IL-33 Exacerbates Periodontal Disease through Induction of RANKL

Abstract

Cytokines mediate the balance between protective and destructive immunity in periodontitis. We sought to investigate the role of IL-33 in periodontitis. The expression of IL-33 in gingival tissue from healthy controls ( n = 10) and patients with chronic periodontitis ( n = 17) was investigated. Based on a murine model of periodontal disease, the function of IL-33 was determined first by administration of exogenous IL-33 and second by inhibition of IL-33 signaling using mice deficient in the IL-33 receptor ST2. Alveolar bone level, serum antibody, and lymphocyte responses were assessed in the murine model.

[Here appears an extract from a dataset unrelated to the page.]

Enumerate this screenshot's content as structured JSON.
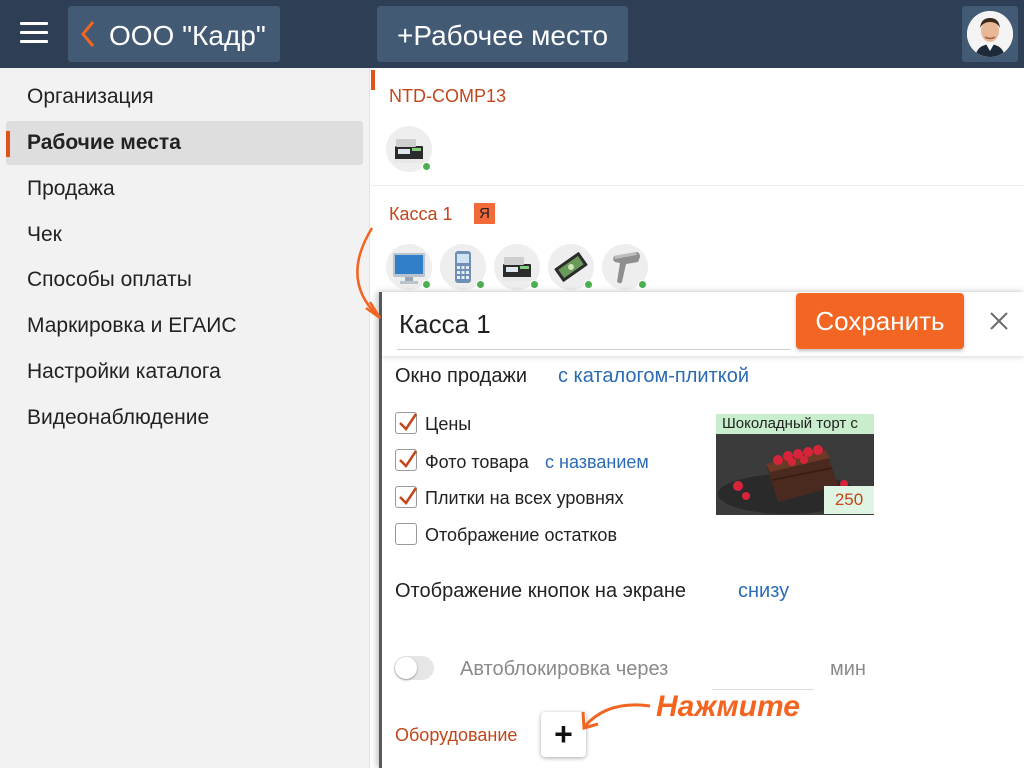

Expression of IL-33 and ST2 was elevated in gingival tissues from patients with chronic periodontitis as compared with healthy tissues ( P < 0.05). Similarly, Il33 expression was higher in periodontal tissues of Porphyromonas gingivalis–infected mice as compared with sham-infected controls ( P < 0.05). IL-33 treatment of P. gingivalis–infected mice significantly exacerbated alveolar bone loss when compared with infection or IL-33 treatment alone ( P < 0.001). Conversely, P. gingivalis infection–induced alveolar bone loss was attenuated in mice lacking ST2. The percentages of T and B lymphocytes expressing nuclear factor κB ligand (RANKL) in the gingival tissues and T lymphocytes expressing RANKL in the cervical draining lymph nodes were higher in IL-33-treated P. gingivalis–infected mice versus phosphate buffered saline–treated P. gingivalis–infected controls (all P < 0.001). Targeting the RANKL pathway by osteoprotegerin administration abrogated periodontal bone destruction in P. gingivalis–infected, IL-33-treated mice. These data demonstrate a previously unrecognized role for IL-33 in exacerbating bone loss in a RANKL-dependent manner in the context of bacterial infection and suggest that this pathway may be amenable to manipulation as a novel therapeutic target in periodontitis.